VS debug issue, who can help me to explain this below?

A piece of C# code

var isTrue = (new List<int>{1,2,3} is IEnumerable<object>);

I got result false in code execution, but when I copy that code into WATCH window, the result is true.

Upvotes: 9

Views: 153

Answers (1)

InBetween
InBetween

Reputation: 32740

This is not a complete answer (I don't know the reasons why this bug is cropping up), but it sheds some light on the erratic behaviour of the debugger which is obviously buggy.

First and foremost: C# disallows (and AFAIK, the CLR too) type variance involvig value types; variance is only allowed if there is an identity preserving conversion between the involved types, otherwise it will fail (there is no identity preserving conversion for value types):

object[] oo = new int[] {1, 2, 3}; //will fail
IEnumerable<object> oo = new int[] {1, 2, 3}; //will fail

The debugger's immediate window is obviously wrong, new List<int> { 1, 2, 3 } is IEnumerable<object> should return false as the runtime does.
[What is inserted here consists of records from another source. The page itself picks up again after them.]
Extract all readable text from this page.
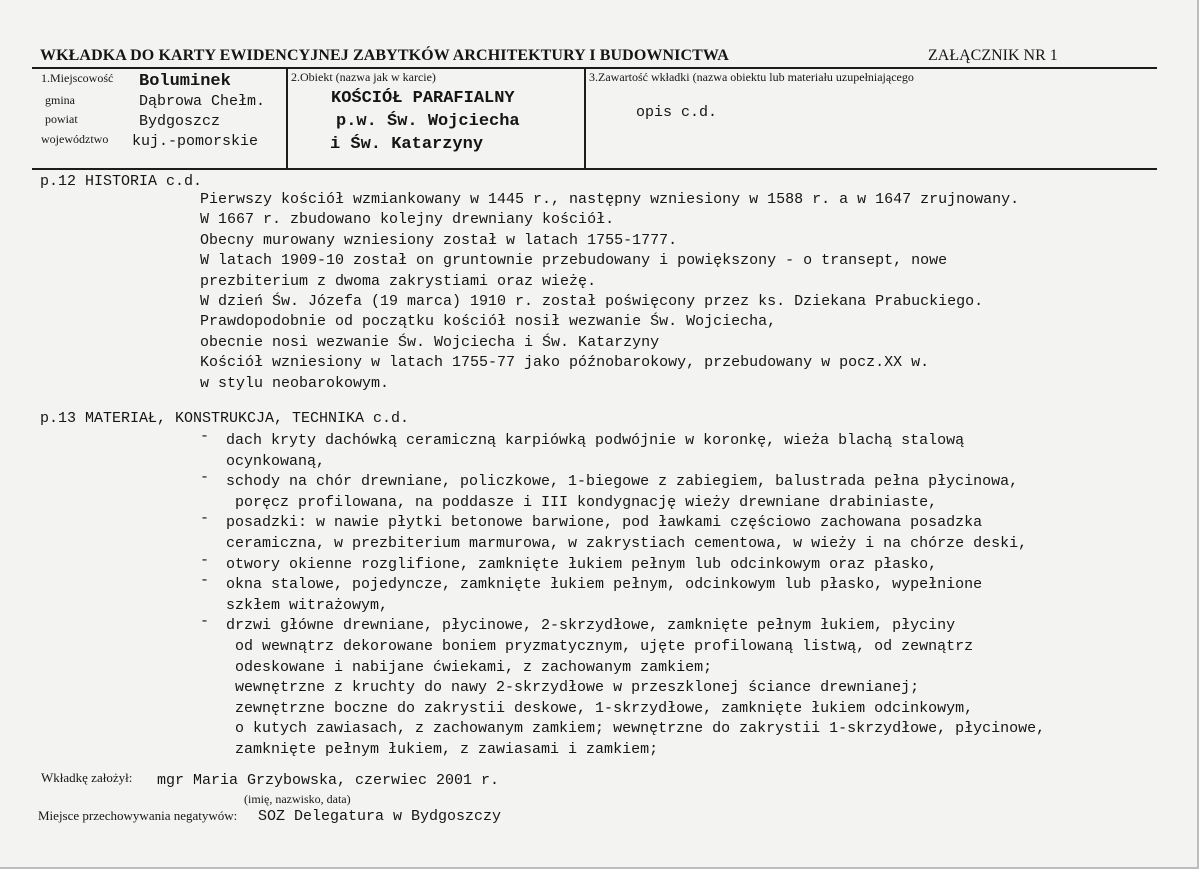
WKŁADKA DO KARTY EWIDENCYJNEJ ZABYTKÓW ARCHITEKTURY I BUDOWNICTWA	ZAŁĄCZNIK NR 1
1.Miejscowość Boluminek
gmina	Dąbrowa Chełm.
powiat	Bydgoszcz
województwo kuj.-pomorskie
2.Obiekt (nazwa jak w karcie)
KOŚCIÓŁ PARAFIALNY
p.w. Św. Wojciecha
i Św. Katarzyny
3.Zawartość wkładki (nazwa obiektu lub materiału uzupełniającego
opis c.d.
p.12 HISTORIA c.d.
Pierwszy kościół wzmiankowany w 1445 r., następny wzniesiony w 1588 r. a w 1647 zrujnowany.
W 1667 r. zbudowano kolejny drewniany kościół.
Obecny murowany wzniesiony został w latach 1755-1777.
W latach 1909-10 został on gruntownie przebudowany i powiększony - o transept, nowe
prezbiterium z dwoma zakrystiami oraz wieżę.
W dzień Św. Józefa (19 marca) 1910 r. został poświęcony przez ks. Dziekana Prabuckiego.
Prawdopodobnie od początku kościół nosił wezwanie Św. Wojciecha,
obecnie nosi wezwanie Św. Wojciecha i Św. Katarzyny
Kościół wzniesiony w latach 1755-77 jako późnobarokowy, przebudowany w pocz.XX w.
w stylu neobarokowym.
p.13 MATERIAŁ, KONSTRUKCJA, TECHNIKA c.d.
- dach kryty dachówką ceramiczną karpiówką podwójnie w koronkę, wieża blachą stalową
ocynkowaną,
- schody na chór drewniane, policzkowe, 1-biegowe z zabiegiem, balustrada pełna płycinowa,
poręcz profilowana, na poddasze i III kondygnację wieży drewniane drabiniaste,
- posadzki: w nawie płytki betonowe barwione, pod ławkami częściowo zachowana posadzka
ceramiczna, w prezbiterium marmurowa, w zakrystiach cementowa, w wieży i na chórze deski,
- otwory okienne rozglifione, zamknięte łukiem pełnym lub odcinkowym oraz płasko,
- okna stalowe, pojedyncze, zamknięte łukiem pełnym, odcinkowym lub płasko, wypełnione
szkłem witrażowym,
- drzwi główne drewniane, płycinowe, 2-skrzydłowe, zamknięte pełnym łukiem, płyciny
od wewnątrz dekorowane boniem pryzmatycznym, ujęte profilowaną listwą, od zewnątrz
odeskowane i nabijane ćwiekami, z zachowanym zamkiem;
wewnętrzne z kruchty do nawy 2-skrzydłowe w przeszklonej ściance drewnianej;
zewnętrzne boczne do zakrystii deskowe, 1-skrzydłowe, zamknięte łukiem odcinkowym,
o kutych zawiasach, z zachowanym zamkiem; wewnętrzne do zakrystii 1-skrzydłowe, płycinowe,
zamknięte pełnym łukiem, z zawiasami i zamkiem;
Wkładkę założył: mgr Maria Grzybowska, czerwiec 2001 r.
(imię, nazwisko, data)
Miejsce przechowywania negatywów: SOZ Delegatura w Bydgoszczy
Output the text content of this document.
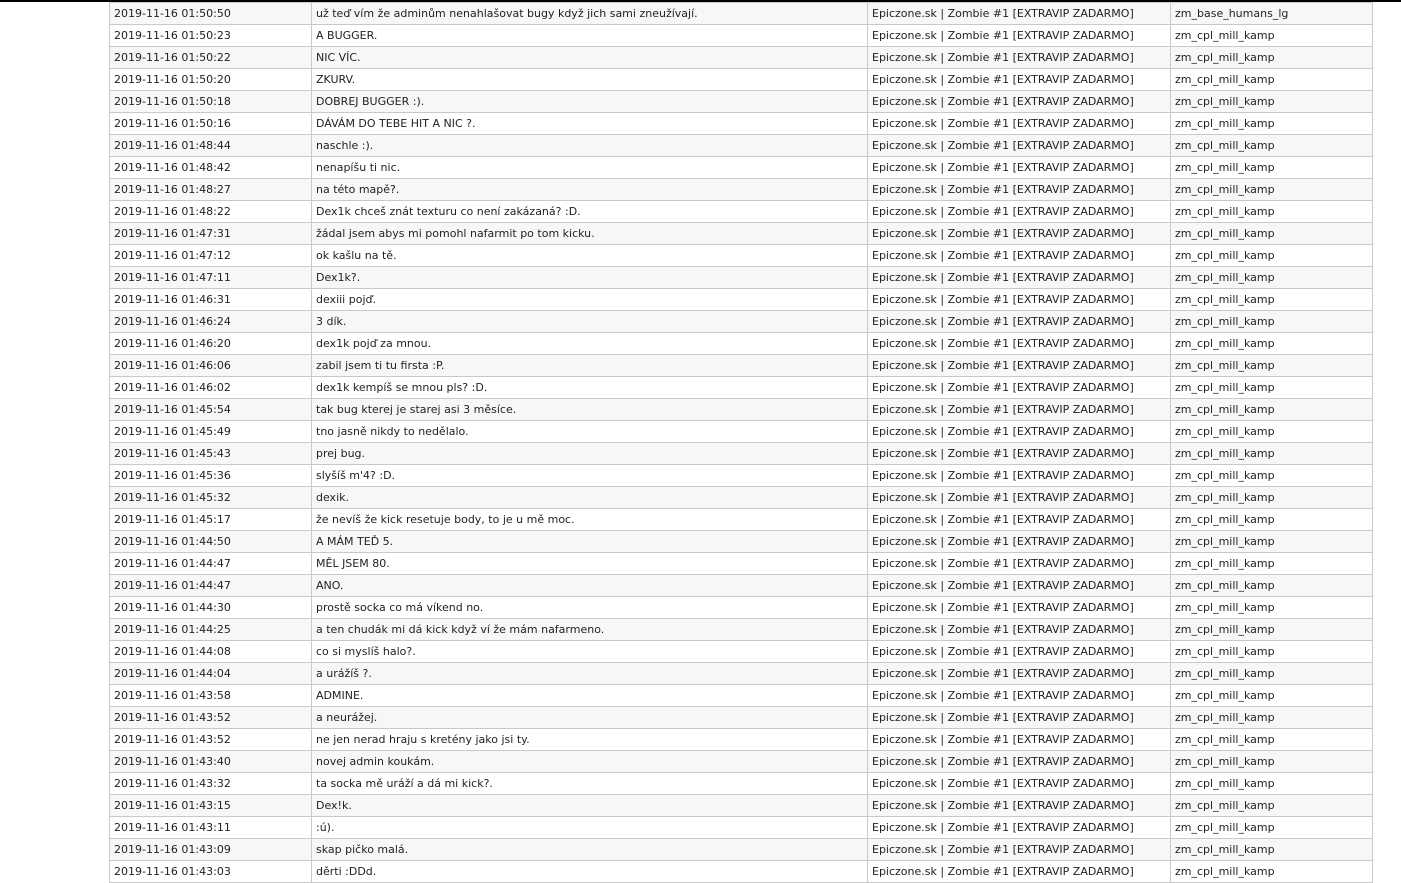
2019-11-16 01:50:50	už teď vím že adminům nenahlašovat bugy když jich sami zneužívají.	Epiczone.sk | Zombie #1 [EXTRAVIP ZADARMO]	zm_base_humans_lg
2019-11-16 01:50:23	A BUGGER.	Epiczone.sk | Zombie #1 [EXTRAVIP ZADARMO]	zm_cpl_mill_kamp
2019-11-16 01:50:22	NIC VÍC.	Epiczone.sk | Zombie #1 [EXTRAVIP ZADARMO]	zm_cpl_mill_kamp
2019-11-16 01:50:20	ZKURV.	Epiczone.sk | Zombie #1 [EXTRAVIP ZADARMO]	zm_cpl_mill_kamp
2019-11-16 01:50:18	DOBREJ BUGGER :).	Epiczone.sk | Zombie #1 [EXTRAVIP ZADARMO]	zm_cpl_mill_kamp
2019-11-16 01:50:16	DÁVÁM DO TEBE HIT A NIC ?.	Epiczone.sk | Zombie #1 [EXTRAVIP ZADARMO]	zm_cpl_mill_kamp
2019-11-16 01:48:44	naschle :).	Epiczone.sk | Zombie #1 [EXTRAVIP ZADARMO]	zm_cpl_mill_kamp
2019-11-16 01:48:42	nenapíšu ti nic.	Epiczone.sk | Zombie #1 [EXTRAVIP ZADARMO]	zm_cpl_mill_kamp
2019-11-16 01:48:27	na této mapě?.	Epiczone.sk | Zombie #1 [EXTRAVIP ZADARMO]	zm_cpl_mill_kamp
2019-11-16 01:48:22	Dex1k chceš znát texturu co není zakázaná? :D.	Epiczone.sk | Zombie #1 [EXTRAVIP ZADARMO]	zm_cpl_mill_kamp
2019-11-16 01:47:31	žádal jsem abys mi pomohl nafarmit po tom kicku.	Epiczone.sk | Zombie #1 [EXTRAVIP ZADARMO]	zm_cpl_mill_kamp
2019-11-16 01:47:12	ok kašlu na tě.	Epiczone.sk | Zombie #1 [EXTRAVIP ZADARMO]	zm_cpl_mill_kamp
2019-11-16 01:47:11	Dex1k?.	Epiczone.sk | Zombie #1 [EXTRAVIP ZADARMO]	zm_cpl_mill_kamp
2019-11-16 01:46:31	dexiii pojď.	Epiczone.sk | Zombie #1 [EXTRAVIP ZADARMO]	zm_cpl_mill_kamp
2019-11-16 01:46:24	3 dík.	Epiczone.sk | Zombie #1 [EXTRAVIP ZADARMO]	zm_cpl_mill_kamp
2019-11-16 01:46:20	dex1k pojď za mnou.	Epiczone.sk | Zombie #1 [EXTRAVIP ZADARMO]	zm_cpl_mill_kamp
2019-11-16 01:46:06	zabil jsem ti tu firsta :P.	Epiczone.sk | Zombie #1 [EXTRAVIP ZADARMO]	zm_cpl_mill_kamp
2019-11-16 01:46:02	dex1k kempíš se mnou pls? :D.	Epiczone.sk | Zombie #1 [EXTRAVIP ZADARMO]	zm_cpl_mill_kamp
2019-11-16 01:45:54	tak bug kterej je starej asi 3 měsíce.	Epiczone.sk | Zombie #1 [EXTRAVIP ZADARMO]	zm_cpl_mill_kamp
2019-11-16 01:45:49	tno jasně nikdy to nedělalo.	Epiczone.sk | Zombie #1 [EXTRAVIP ZADARMO]	zm_cpl_mill_kamp
2019-11-16 01:45:43	prej bug.	Epiczone.sk | Zombie #1 [EXTRAVIP ZADARMO]	zm_cpl_mill_kamp
2019-11-16 01:45:36	slyšíš m'4? :D.	Epiczone.sk | Zombie #1 [EXTRAVIP ZADARMO]	zm_cpl_mill_kamp
2019-11-16 01:45:32	dexik.	Epiczone.sk | Zombie #1 [EXTRAVIP ZADARMO]	zm_cpl_mill_kamp
2019-11-16 01:45:17	že nevíš že kick resetuje body, to je u mě moc.	Epiczone.sk | Zombie #1 [EXTRAVIP ZADARMO]	zm_cpl_mill_kamp
2019-11-16 01:44:50	A MÁM TEĎ 5.	Epiczone.sk | Zombie #1 [EXTRAVIP ZADARMO]	zm_cpl_mill_kamp
2019-11-16 01:44:47	MĚL JSEM 80.	Epiczone.sk | Zombie #1 [EXTRAVIP ZADARMO]	zm_cpl_mill_kamp
2019-11-16 01:44:47	ANO.	Epiczone.sk | Zombie #1 [EXTRAVIP ZADARMO]	zm_cpl_mill_kamp
2019-11-16 01:44:30	prostě socka co má víkend no.	Epiczone.sk | Zombie #1 [EXTRAVIP ZADARMO]	zm_cpl_mill_kamp
2019-11-16 01:44:25	a ten chudák mi dá kick když ví že mám nafarmeno.	Epiczone.sk | Zombie #1 [EXTRAVIP ZADARMO]	zm_cpl_mill_kamp
2019-11-16 01:44:08	co si myslíš halo?.	Epiczone.sk | Zombie #1 [EXTRAVIP ZADARMO]	zm_cpl_mill_kamp
2019-11-16 01:44:04	a urážíš ?.	Epiczone.sk | Zombie #1 [EXTRAVIP ZADARMO]	zm_cpl_mill_kamp
2019-11-16 01:43:58	ADMINE.	Epiczone.sk | Zombie #1 [EXTRAVIP ZADARMO]	zm_cpl_mill_kamp
2019-11-16 01:43:52	a neurážej.	Epiczone.sk | Zombie #1 [EXTRAVIP ZADARMO]	zm_cpl_mill_kamp
2019-11-16 01:43:52	ne jen nerad hraju s kretény jako jsi ty.	Epiczone.sk | Zombie #1 [EXTRAVIP ZADARMO]	zm_cpl_mill_kamp
2019-11-16 01:43:40	novej admin koukám.	Epiczone.sk | Zombie #1 [EXTRAVIP ZADARMO]	zm_cpl_mill_kamp
2019-11-16 01:43:32	ta socka mě uráží a dá mi kick?.	Epiczone.sk | Zombie #1 [EXTRAVIP ZADARMO]	zm_cpl_mill_kamp
2019-11-16 01:43:15	Dex!k.	Epiczone.sk | Zombie #1 [EXTRAVIP ZADARMO]	zm_cpl_mill_kamp
2019-11-16 01:43:11	:ú).	Epiczone.sk | Zombie #1 [EXTRAVIP ZADARMO]	zm_cpl_mill_kamp
2019-11-16 01:43:09	skap pičko malá.	Epiczone.sk | Zombie #1 [EXTRAVIP ZADARMO]	zm_cpl_mill_kamp
2019-11-16 01:43:03	děrti :DDd.	Epiczone.sk | Zombie #1 [EXTRAVIP ZADARMO]	zm_cpl_mill_kamp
Why is it returning true? Because there's a bug, period.

What makes it even more bewildering is the fact that new int[] { 1, 2, 3 } is IEnumerable<object> will correclty return false when int[] is implicitly convertible to IEnumerable<int> same as List<int>.

The only reason I find for the latter correct behavior is that the compiler already flags that expression as always false with a warning and therefore the way the compiler analyzes the array scenario is different from any other IEnumerable.